Notes: LLM output is not 100% accurate based on the model you choose, which means the LLM output format may not follow your instruction completely, you MUST implement error handling mechanism using Few-Shot Prompting, which will be in next section, BUT be aware of that there are more methods to do this
from langchain.chat_models import ChatOpenAI
from langchain.graphs import Neo4jGraph
from langchain.chains import GraphCypherQAChain
from langchain.prompts import PromptTemplate
llm = ChatOpenAI(
openai_api_key="sk-..."
)
graph = Neo4jGraph(
url="bolt://localhost:7687",
username="neo4j",
password="pleaseletmein",
)
CYPHER_GENERATION_TEMPLATE = """
You are an expert Neo4j Developer translating user questions into Cypher to answer questions about movies and provide recommendations.
Convert the user's question based on the schema.
Schema: {schema}
Question: {question}
"""
cypher_generation_prompt = PromptTemplate(
template=CYPHER_GENERATION_TEMPLATE,
input_variables=["schema", "question"],
)
cypher_chain = GraphCypherQAChain.from_llm(
llm,
graph=graph,
cypher_prompt=cypher_generation_prompt,
verbose=True
)
cypher_chain.run("What role did Tom Hanks play in Toy Story?")
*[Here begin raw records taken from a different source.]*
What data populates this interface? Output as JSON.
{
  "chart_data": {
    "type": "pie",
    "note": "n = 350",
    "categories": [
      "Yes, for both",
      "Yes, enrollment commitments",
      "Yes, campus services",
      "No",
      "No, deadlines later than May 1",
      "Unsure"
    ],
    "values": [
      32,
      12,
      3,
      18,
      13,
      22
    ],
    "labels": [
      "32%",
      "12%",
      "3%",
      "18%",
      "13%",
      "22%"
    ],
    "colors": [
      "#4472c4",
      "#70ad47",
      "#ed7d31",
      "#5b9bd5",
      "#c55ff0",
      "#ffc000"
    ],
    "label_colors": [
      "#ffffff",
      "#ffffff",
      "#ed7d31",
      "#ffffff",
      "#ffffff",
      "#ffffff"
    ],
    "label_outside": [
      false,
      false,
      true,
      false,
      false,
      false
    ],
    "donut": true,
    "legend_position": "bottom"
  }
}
In the code above, we ask the LLM must output as the following format:
Schema: {schema}
Question: {question}
The cypher_generation_prompt
will be a wrapped prompt template, asking the LLM about the output format above
and if we are LUCKY, the following GraphCypherQAChain
will get the Cyber from output and conduct neo4j query. GraphCypherQAChain
is the most important code here. The output will be like:
Generated Cypher:
MATCH (a:Actor)-[r:ACTED_IN]->(m:Movie {title: 'Toy Story'})
WHERE a.name = 'Tom Hanks'
RETURN r.role
Full Context:
[{'r.role': 'Woody (voice)'}]
And the GraphCypherQAChain
require:
- Base LLM
- Neo4j Instance
- Prompt Template
- A User Query for each call
Few-shot
To enhance the LLM (Teach LLM to output better query, following target format better), we can show some example as few-shot finetuning. The most simple way to do this is to 'HARDCODE' your example:
CYPHER_GENERATION_TEMPLATE = """
You are an expert Neo4j Developer translating user questions into Cypher to answer questions about movies and provide recommendations.
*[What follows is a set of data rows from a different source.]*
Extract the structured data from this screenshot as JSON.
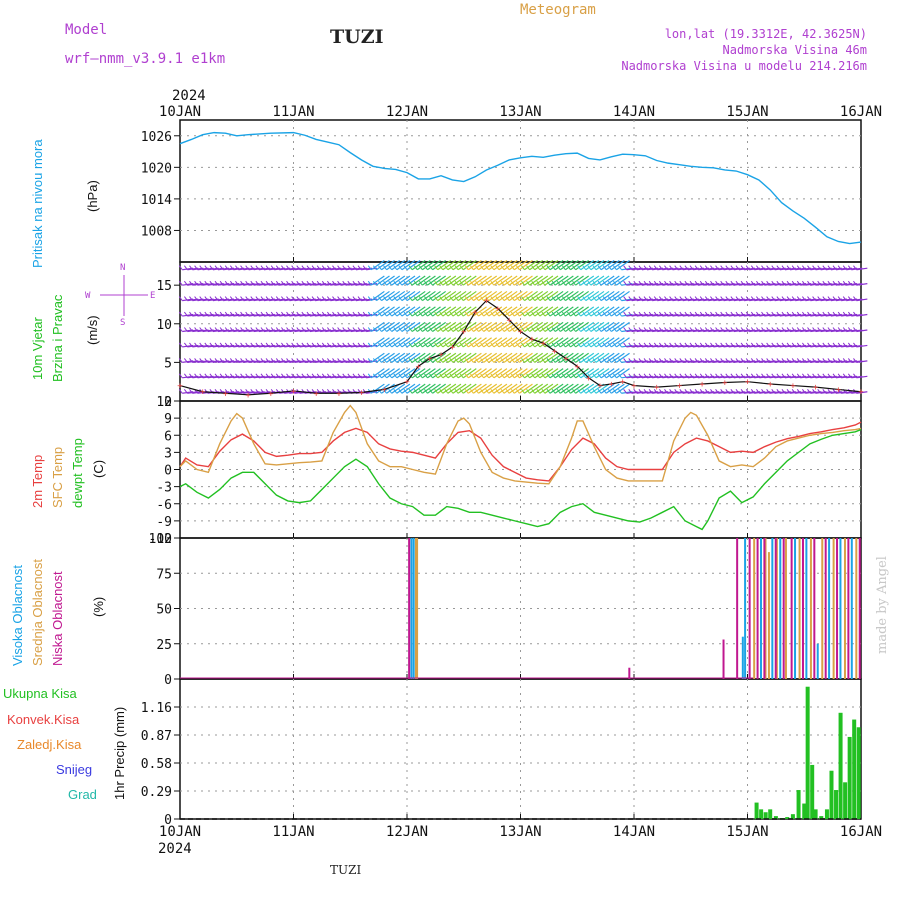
{
  "header": {
    "model_label": "Model",
    "model_name": "wrf—nmm_v3.9.1  e1km",
    "station": "TUZI",
    "meteogram_label": "Meteogram",
    "coords": "lon,lat (19.3312E, 42.3625N)",
    "elevation": "Nadmorska Visina 46m",
    "model_elevation": "Nadmorska Visina u modelu 214.216m",
    "year_top": "2024",
    "year_bottom": "2024",
    "footer_station": "TUZI",
    "watermark": "made by Angel"
  },
  "colors": {
    "pressure": "#1aa3e6",
    "temp2m": "#e84040",
    "sfc": "#d9a046",
    "dewpt": "#22c022",
    "precip": "#22c022",
    "wind_dir_label": "#b040d0",
    "cloud_high": "#1aa3e6",
    "cloud_mid": "#d9a046",
    "cloud_low": "#c01890",
    "gray": "#888888"
  },
  "chart_data": [
    {
      "type": "line",
      "panel": "pressure",
      "ylabel_main": "Pritisak na nivou mora",
      "ylabel_unit": "(hPa)",
      "x_ticks": [
        "10JAN",
        "11JAN",
        "12JAN",
        "13JAN",
        "14JAN",
        "15JAN",
        "16JAN"
      ],
      "xlim_days": [
        0,
        6
      ],
      "ylim": [
        1002,
        1029
      ],
      "yticks": [
        1008,
        1014,
        1020,
        1026
      ],
      "grid": true,
      "series": [
        {
          "color": "#1aa3e6",
          "x": [
            0,
            0.1,
            0.2,
            0.3,
            0.4,
            0.5,
            0.6,
            0.8,
            1.0,
            1.1,
            1.2,
            1.3,
            1.4,
            1.5,
            1.6,
            1.7,
            1.8,
            1.9,
            2.0,
            2.1,
            2.2,
            2.3,
            2.4,
            2.5,
            2.6,
            2.7,
            2.8,
            2.9,
            3.0,
            3.1,
            3.2,
            3.3,
            3.4,
            3.5,
            3.6,
            3.7,
            3.8,
            3.9,
            4.0,
            4.1,
            4.2,
            4.3,
            4.4,
            4.5,
            4.6,
            4.7,
            4.8,
            4.9,
            5.0,
            5.1,
            5.2,
            5.3,
            5.4,
            5.5,
            5.6,
            5.7,
            5.8,
            5.9,
            6.0
          ],
          "y": [
            1024.5,
            1025.3,
            1026.2,
            1026.6,
            1026.5,
            1026.0,
            1026.2,
            1026.5,
            1026.6,
            1026.1,
            1025.3,
            1024.8,
            1024.3,
            1022.8,
            1021.4,
            1020.2,
            1019.8,
            1019.6,
            1019.0,
            1017.8,
            1017.8,
            1018.4,
            1017.6,
            1017.3,
            1018.2,
            1019.5,
            1020.4,
            1021.4,
            1021.8,
            1022.1,
            1021.9,
            1022.3,
            1022.6,
            1022.7,
            1021.7,
            1021.4,
            1022.0,
            1022.5,
            1022.4,
            1022.2,
            1021.3,
            1020.8,
            1020.5,
            1020.2,
            1020.0,
            1019.9,
            1019.5,
            1019.3,
            1018.6,
            1017.6,
            1015.7,
            1013.3,
            1011.7,
            1010.3,
            1008.6,
            1006.8,
            1005.9,
            1005.5,
            1005.8
          ]
        }
      ]
    },
    {
      "type": "scatter",
      "panel": "wind",
      "ylabel_main": "10m Vjetar",
      "ylabel_sub": "Brzina i Pravac",
      "ylabel_unit": "(m/s)",
      "direction_legend": [
        "N",
        "W",
        "E",
        "S"
      ],
      "xlim_days": [
        0,
        6
      ],
      "ylim": [
        0,
        18
      ],
      "yticks": [
        0,
        5,
        10,
        15
      ],
      "grid": true,
      "speed_series": {
        "x": [
          0,
          0.2,
          0.4,
          0.6,
          0.8,
          1.0,
          1.2,
          1.4,
          1.6,
          1.8,
          2.0,
          2.1,
          2.2,
          2.3,
          2.4,
          2.5,
          2.6,
          2.7,
          2.8,
          2.9,
          3.0,
          3.1,
          3.2,
          3.3,
          3.4,
          3.5,
          3.6,
          3.7,
          3.8,
          3.9,
          4.0,
          4.2,
          4.4,
          4.6,
          4.8,
          5.0,
          5.2,
          5.4,
          5.6,
          5.8,
          6.0
        ],
        "y": [
          2.0,
          1.2,
          1.0,
          0.8,
          1.0,
          1.3,
          1.0,
          1.0,
          1.1,
          1.5,
          2.5,
          4.5,
          5.5,
          6.0,
          7.0,
          9.0,
          11.5,
          13.0,
          12.0,
          10.5,
          9.0,
          8.0,
          7.5,
          6.5,
          5.5,
          4.5,
          3.0,
          2.0,
          2.2,
          2.5,
          2.0,
          1.8,
          2.0,
          2.2,
          2.4,
          2.5,
          2.2,
          2.0,
          1.8,
          1.5,
          1.2
        ]
      },
      "barb_rows_ms": [
        1,
        3,
        5,
        7,
        9,
        11,
        13,
        15,
        17
      ]
    },
    {
      "type": "line",
      "panel": "temperature",
      "ylabel_t2m": "2m Temp",
      "ylabel_sfc": "SFC Temp",
      "ylabel_dew": "dewpt Temp",
      "ylabel_unit": "(C)",
      "xlim_days": [
        0,
        6
      ],
      "ylim": [
        -12,
        12
      ],
      "yticks": [
        -12,
        -9,
        -6,
        -3,
        0,
        3,
        6,
        9,
        12
      ],
      "grid": true,
      "series": [
        {
          "color": "#e84040",
          "x": [
            0,
            0.05,
            0.15,
            0.25,
            0.35,
            0.45,
            0.55,
            0.65,
            0.75,
            0.85,
            0.95,
            1.05,
            1.15,
            1.25,
            1.35,
            1.45,
            1.55,
            1.65,
            1.75,
            1.85,
            1.95,
            2.05,
            2.15,
            2.25,
            2.35,
            2.45,
            2.55,
            2.65,
            2.75,
            2.85,
            2.95,
            3.05,
            3.15,
            3.25,
            3.35,
            3.45,
            3.55,
            3.65,
            3.75,
            3.85,
            3.95,
            4.05,
            4.15,
            4.25,
            4.35,
            4.45,
            4.55,
            4.65,
            4.75,
            4.85,
            4.95,
            5.05,
            5.15,
            5.25,
            5.35,
            5.45,
            5.55,
            5.65,
            5.75,
            5.85,
            5.95,
            6.0
          ],
          "y": [
            0.5,
            2.0,
            0.8,
            0.5,
            3.2,
            5.2,
            6.2,
            5.0,
            3.0,
            2.3,
            2.5,
            2.8,
            2.8,
            3.0,
            5.0,
            6.5,
            7.2,
            6.5,
            4.5,
            3.6,
            3.2,
            3.0,
            2.5,
            2.0,
            4.5,
            6.5,
            6.8,
            5.5,
            2.5,
            0.5,
            -0.5,
            -1.5,
            -1.8,
            -2.0,
            0.5,
            3.5,
            5.5,
            4.5,
            2.0,
            0.5,
            0.0,
            0.0,
            0.0,
            0.0,
            3.0,
            4.5,
            5.5,
            5.0,
            4.0,
            3.0,
            3.2,
            3.0,
            4.0,
            4.8,
            5.4,
            5.8,
            6.3,
            6.6,
            7.0,
            7.3,
            7.8,
            8.3
          ]
        },
        {
          "color": "#d9a046",
          "x": [
            0,
            0.05,
            0.15,
            0.25,
            0.35,
            0.45,
            0.5,
            0.55,
            0.65,
            0.75,
            0.85,
            0.95,
            1.05,
            1.15,
            1.25,
            1.35,
            1.45,
            1.5,
            1.55,
            1.65,
            1.75,
            1.85,
            1.95,
            2.05,
            2.15,
            2.25,
            2.35,
            2.45,
            2.5,
            2.55,
            2.65,
            2.75,
            2.85,
            2.95,
            3.05,
            3.15,
            3.25,
            3.35,
            3.45,
            3.5,
            3.55,
            3.65,
            3.75,
            3.85,
            3.95,
            4.05,
            4.15,
            4.25,
            4.35,
            4.45,
            4.5,
            4.55,
            4.65,
            4.75,
            4.85,
            4.95,
            5.05,
            5.15,
            5.25,
            5.35,
            5.45,
            5.55,
            5.65,
            5.75,
            5.85,
            5.95,
            6.0
          ],
          "y": [
            0.5,
            1.5,
            0.0,
            -0.5,
            4.5,
            8.5,
            9.8,
            9.0,
            4.5,
            1.0,
            0.8,
            1.0,
            1.2,
            1.3,
            1.5,
            6.5,
            10.0,
            11.2,
            10.0,
            4.5,
            1.5,
            0.5,
            0.5,
            0.0,
            -0.5,
            -0.8,
            4.5,
            8.5,
            9.0,
            8.0,
            3.0,
            -0.5,
            -1.5,
            -2.0,
            -2.2,
            -2.4,
            -2.5,
            0.5,
            5.5,
            8.5,
            8.5,
            4.0,
            0.0,
            -1.5,
            -2.0,
            -2.0,
            -2.0,
            -2.0,
            5.0,
            9.0,
            10.0,
            9.5,
            6.0,
            1.5,
            0.5,
            0.8,
            0.5,
            2.0,
            4.0,
            5.0,
            5.5,
            6.0,
            6.3,
            6.5,
            6.8,
            7.0,
            7.2
          ]
        },
        {
          "color": "#22c022",
          "x": [
            0,
            0.05,
            0.15,
            0.25,
            0.35,
            0.45,
            0.55,
            0.65,
            0.75,
            0.85,
            0.95,
            1.05,
            1.15,
            1.25,
            1.35,
            1.45,
            1.55,
            1.65,
            1.75,
            1.85,
            1.95,
            2.05,
            2.15,
            2.25,
            2.35,
            2.45,
            2.55,
            2.65,
            2.75,
            2.85,
            2.95,
            3.05,
            3.15,
            3.25,
            3.35,
            3.45,
            3.55,
            3.65,
            3.75,
            3.85,
            3.95,
            4.05,
            4.15,
            4.25,
            4.35,
            4.45,
            4.55,
            4.6,
            4.65,
            4.75,
            4.85,
            4.95,
            5.05,
            5.15,
            5.25,
            5.35,
            5.45,
            5.55,
            5.65,
            5.75,
            5.85,
            5.95,
            6.0
          ],
          "y": [
            -3.0,
            -2.5,
            -4.0,
            -5.0,
            -3.5,
            -1.5,
            -0.5,
            -0.5,
            -2.5,
            -4.5,
            -5.5,
            -5.8,
            -5.5,
            -3.5,
            -1.5,
            0.5,
            1.8,
            0.5,
            -2.5,
            -5.0,
            -6.0,
            -6.5,
            -8.0,
            -8.0,
            -6.5,
            -6.8,
            -7.5,
            -7.5,
            -8.0,
            -8.5,
            -9.0,
            -9.5,
            -10.0,
            -9.5,
            -7.5,
            -6.5,
            -6.0,
            -7.5,
            -8.0,
            -8.5,
            -9.0,
            -9.2,
            -8.5,
            -7.5,
            -6.5,
            -9.0,
            -10.0,
            -10.5,
            -9.0,
            -5.0,
            -3.8,
            -5.8,
            -4.8,
            -2.5,
            -0.5,
            1.5,
            3.0,
            4.5,
            5.3,
            6.0,
            6.3,
            6.6,
            7.0
          ]
        }
      ]
    },
    {
      "type": "bar",
      "panel": "cloud",
      "ylabel_high": "Visoka Oblacnost",
      "ylabel_mid": "Srednja Oblacnost",
      "ylabel_low": "Niska Oblacnost",
      "ylabel_unit": "(%)",
      "xlim_days": [
        0,
        6
      ],
      "ylim": [
        0,
        100
      ],
      "yticks": [
        0,
        25,
        50,
        75,
        100
      ],
      "grid": true,
      "series": [
        {
          "name": "Visoka Oblacnost",
          "color": "#1aa3e6",
          "x": [
            2.03,
            2.05,
            4.95,
            4.97,
            5.11,
            5.21,
            5.28,
            5.41,
            5.51,
            5.61,
            5.71,
            5.81,
            5.91
          ],
          "values": [
            100,
            100,
            30,
            100,
            100,
            100,
            100,
            100,
            100,
            25,
            100,
            100,
            100
          ]
        },
        {
          "name": "Srednja Oblacnost",
          "color": "#d9a046",
          "x": [
            2.07,
            2.08,
            5.05,
            5.15,
            5.18,
            5.25,
            5.33,
            5.45,
            5.55,
            5.65,
            5.75,
            5.85,
            5.95
          ],
          "values": [
            100,
            100,
            100,
            100,
            90,
            100,
            100,
            100,
            100,
            100,
            100,
            100,
            100
          ]
        },
        {
          "name": "Niska Oblacnost",
          "color": "#c01890",
          "x": [
            2.01,
            3.95,
            4.78,
            4.9,
            5.01,
            5.08,
            5.14,
            5.24,
            5.31,
            5.38,
            5.48,
            5.58,
            5.68,
            5.78,
            5.88,
            5.98
          ],
          "values": [
            100,
            8,
            28,
            100,
            100,
            100,
            100,
            100,
            100,
            100,
            100,
            100,
            100,
            100,
            100,
            100
          ]
        }
      ]
    },
    {
      "type": "bar",
      "panel": "precip",
      "legend": [
        "Ukupna Kisa",
        "Konvek.Kisa",
        "Zaledj.Kisa",
        "Snijeg",
        "Grad"
      ],
      "legend_colors": [
        "#22c022",
        "#e84040",
        "#e8882a",
        "#3a3ae0",
        "#22b8a8"
      ],
      "ylabel": "1hr Precip (mm)",
      "xlim_days": [
        0,
        6
      ],
      "ylim": [
        0,
        1.45
      ],
      "yticks": [
        0,
        0.29,
        0.58,
        0.87,
        1.16
      ],
      "ytick_labels": [
        "0",
        "0.29",
        "0.58",
        "0.87",
        "1.16"
      ],
      "grid": true,
      "series": [
        {
          "name": "Ukupna Kisa",
          "color": "#22c022",
          "x": [
            5.08,
            5.12,
            5.16,
            5.2,
            5.25,
            5.3,
            5.35,
            5.4,
            5.45,
            5.5,
            5.53,
            5.57,
            5.6,
            5.65,
            5.7,
            5.74,
            5.78,
            5.82,
            5.86,
            5.9,
            5.94,
            5.98
          ],
          "values": [
            0.17,
            0.1,
            0.07,
            0.1,
            0.03,
            0.01,
            0.02,
            0.05,
            0.3,
            0.16,
            1.37,
            0.56,
            0.1,
            0.03,
            0.1,
            0.5,
            0.3,
            1.1,
            0.38,
            0.85,
            1.03,
            0.95
          ]
        }
      ]
    }
  ]
}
Convert the user's question based on the schema.
Instructions:
Use only the provided relationship types and properties in the schema.
Do not use any other relationship types or properties that are not provided.
For movie titles that begin with "The", move "the" to the end, For example "The 39 Steps" becomes "39 Steps, The" or "The Matrix" becomes "Matrix, The".
If no data is returned, do not attempt to answer the question.
Only respond to questions that require you to construct a Cypher statement.
Do not include any explanations or apologies in your responses.
Examples:
Find movies and genres:
MATCH (m:Movie)-[:IN_GENRE]->(g)
RETURN m.title, g.name
Schema: {schema}
Question: {question}
"""
But, keep it in mind that:
- This will provide limited buff.
- The example you pick will effect the LLM since you somehow bring extra 'noise' info, e.g. if your example actually does not match the task, it will create negative effect.